Some Natural Short Sleepers May Have Higher Levels of a Protein that Stimulates Arousal
It’s every over-achiever’s dream: a gene mutation that allows them to function normally with just four to six hours of sleep a night instead of the normal eight.
In 2009, UC San Francisco neurology professor Ying-Hui Fu, PhD, discovered a mutation in the gene DEC2 in a family of natural short sleepers – people who go to bed at a normal time (11 p.m. to midnight) but wake up naturally at 5 in the morning. “These are not people who’ve trained themselves to wake up early. They’re born this way,” says Fu.
A new study in mice by Fu’s lab – published in PNAS on March 12, 2018 – reveals how the DEC2 mutation seen in human short-sleepers may allow them to survive and thrive on just a few hours of sleep.
The researchers engineered mice to have the same mutation in the DEC2 gene seen in human short sleepers. They discovered that DEC2 helps control levels of orexin, a hormone involved in maintaining wakefulness. (The sleep disorder narcolepsy is caused by too little of this hormone.) The mutation in DEC2 seems to work by partially releasing the breaks on orexin production.

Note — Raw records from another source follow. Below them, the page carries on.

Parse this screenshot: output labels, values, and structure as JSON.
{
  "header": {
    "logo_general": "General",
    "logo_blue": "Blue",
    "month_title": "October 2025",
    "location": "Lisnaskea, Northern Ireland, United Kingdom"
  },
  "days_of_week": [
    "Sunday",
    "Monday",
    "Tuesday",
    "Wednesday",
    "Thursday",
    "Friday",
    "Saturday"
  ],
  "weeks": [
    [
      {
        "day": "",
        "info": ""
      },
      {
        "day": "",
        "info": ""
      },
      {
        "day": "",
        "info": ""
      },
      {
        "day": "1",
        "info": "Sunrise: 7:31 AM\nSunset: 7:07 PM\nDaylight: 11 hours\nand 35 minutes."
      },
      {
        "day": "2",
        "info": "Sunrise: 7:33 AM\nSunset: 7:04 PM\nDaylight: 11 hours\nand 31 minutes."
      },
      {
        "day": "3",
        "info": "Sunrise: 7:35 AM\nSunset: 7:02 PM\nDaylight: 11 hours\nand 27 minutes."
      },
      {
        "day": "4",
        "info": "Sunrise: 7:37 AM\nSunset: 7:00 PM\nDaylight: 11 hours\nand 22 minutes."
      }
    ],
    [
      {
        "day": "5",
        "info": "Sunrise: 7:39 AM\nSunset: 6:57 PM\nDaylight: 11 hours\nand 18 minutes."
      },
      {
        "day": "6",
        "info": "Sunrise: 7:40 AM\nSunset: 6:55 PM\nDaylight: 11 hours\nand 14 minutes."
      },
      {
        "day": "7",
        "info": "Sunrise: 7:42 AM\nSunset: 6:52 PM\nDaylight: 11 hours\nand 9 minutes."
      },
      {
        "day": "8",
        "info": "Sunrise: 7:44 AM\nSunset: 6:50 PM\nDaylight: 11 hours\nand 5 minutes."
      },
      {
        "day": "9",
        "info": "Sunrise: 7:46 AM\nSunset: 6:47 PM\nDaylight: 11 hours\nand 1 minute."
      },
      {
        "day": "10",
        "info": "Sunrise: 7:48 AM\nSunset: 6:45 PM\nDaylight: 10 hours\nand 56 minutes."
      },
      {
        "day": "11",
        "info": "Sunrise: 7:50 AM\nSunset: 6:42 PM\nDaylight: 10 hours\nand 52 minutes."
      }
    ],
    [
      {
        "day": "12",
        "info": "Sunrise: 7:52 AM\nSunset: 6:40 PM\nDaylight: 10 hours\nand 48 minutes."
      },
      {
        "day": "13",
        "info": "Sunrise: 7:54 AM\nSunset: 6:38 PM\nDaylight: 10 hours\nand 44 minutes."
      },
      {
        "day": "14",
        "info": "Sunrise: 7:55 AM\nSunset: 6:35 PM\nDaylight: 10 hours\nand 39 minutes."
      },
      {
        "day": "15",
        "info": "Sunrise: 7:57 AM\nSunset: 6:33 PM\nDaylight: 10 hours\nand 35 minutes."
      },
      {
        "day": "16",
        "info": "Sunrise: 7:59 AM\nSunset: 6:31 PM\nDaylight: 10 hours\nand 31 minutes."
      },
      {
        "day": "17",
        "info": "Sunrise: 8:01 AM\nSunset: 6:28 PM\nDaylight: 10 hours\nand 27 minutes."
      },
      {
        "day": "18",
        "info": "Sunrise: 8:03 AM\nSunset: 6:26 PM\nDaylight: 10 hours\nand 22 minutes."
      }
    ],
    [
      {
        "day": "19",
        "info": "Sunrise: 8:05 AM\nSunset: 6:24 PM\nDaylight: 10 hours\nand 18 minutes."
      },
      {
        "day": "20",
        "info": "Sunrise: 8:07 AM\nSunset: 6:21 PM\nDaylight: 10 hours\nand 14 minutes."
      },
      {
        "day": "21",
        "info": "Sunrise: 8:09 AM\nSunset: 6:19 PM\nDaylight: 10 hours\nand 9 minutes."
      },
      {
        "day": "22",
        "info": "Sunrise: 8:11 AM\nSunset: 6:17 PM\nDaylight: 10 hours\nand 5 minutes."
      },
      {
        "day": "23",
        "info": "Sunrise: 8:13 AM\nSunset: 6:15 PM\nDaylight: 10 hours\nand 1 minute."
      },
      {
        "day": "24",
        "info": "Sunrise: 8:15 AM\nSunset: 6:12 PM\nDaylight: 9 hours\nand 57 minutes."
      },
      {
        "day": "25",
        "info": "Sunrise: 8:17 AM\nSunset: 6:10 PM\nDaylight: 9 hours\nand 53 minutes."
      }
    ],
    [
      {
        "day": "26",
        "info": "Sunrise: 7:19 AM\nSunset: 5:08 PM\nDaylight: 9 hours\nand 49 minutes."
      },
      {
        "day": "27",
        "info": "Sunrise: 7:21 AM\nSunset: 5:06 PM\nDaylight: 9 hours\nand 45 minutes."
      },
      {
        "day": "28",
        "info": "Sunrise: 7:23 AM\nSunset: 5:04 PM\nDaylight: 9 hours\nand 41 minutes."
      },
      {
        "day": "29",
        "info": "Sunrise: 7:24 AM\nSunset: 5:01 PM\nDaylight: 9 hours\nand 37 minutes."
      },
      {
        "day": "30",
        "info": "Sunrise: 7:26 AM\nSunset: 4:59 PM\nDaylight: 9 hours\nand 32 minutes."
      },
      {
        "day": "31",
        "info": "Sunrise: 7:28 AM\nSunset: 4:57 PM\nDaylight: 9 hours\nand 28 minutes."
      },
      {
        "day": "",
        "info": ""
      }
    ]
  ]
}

DEC2 helps regulate circadian rhythms, the natural biological clock that dictates when hormones are released and influences behaviors such as eating and sleeping. DEC2 oscillates on a circadian schedule: rising during the day, but falling at night.
The new study suggests that DEC2 may lower your level of alertness in the evening by binding to and inhibiting MyoD1, a gene that turns on orexin production. Before dawn, DEC2 fades away, allowing MyoD1 to stimulate orexin production to wake you up and keep you alert throughout the day.
Fu says the mutation seen in human short sleepers weakens DEC2’s ability to put the breaks on MyoD1, leading to more orexin production and causing the short sleepers to stay awake longer. “The role of DEC2 is likely to make sure orexin is expressed in the right amount at the right time of day. It’s the time-keeper to make sure orexin levels match the circadian rhythm,” she explains.
The DEC2 mutation is very rare, but there are other gene mutations that act on different pathways to cause natural short sleep. Fu is studying these genes with the goal of better understanding sleep and its impact on our health.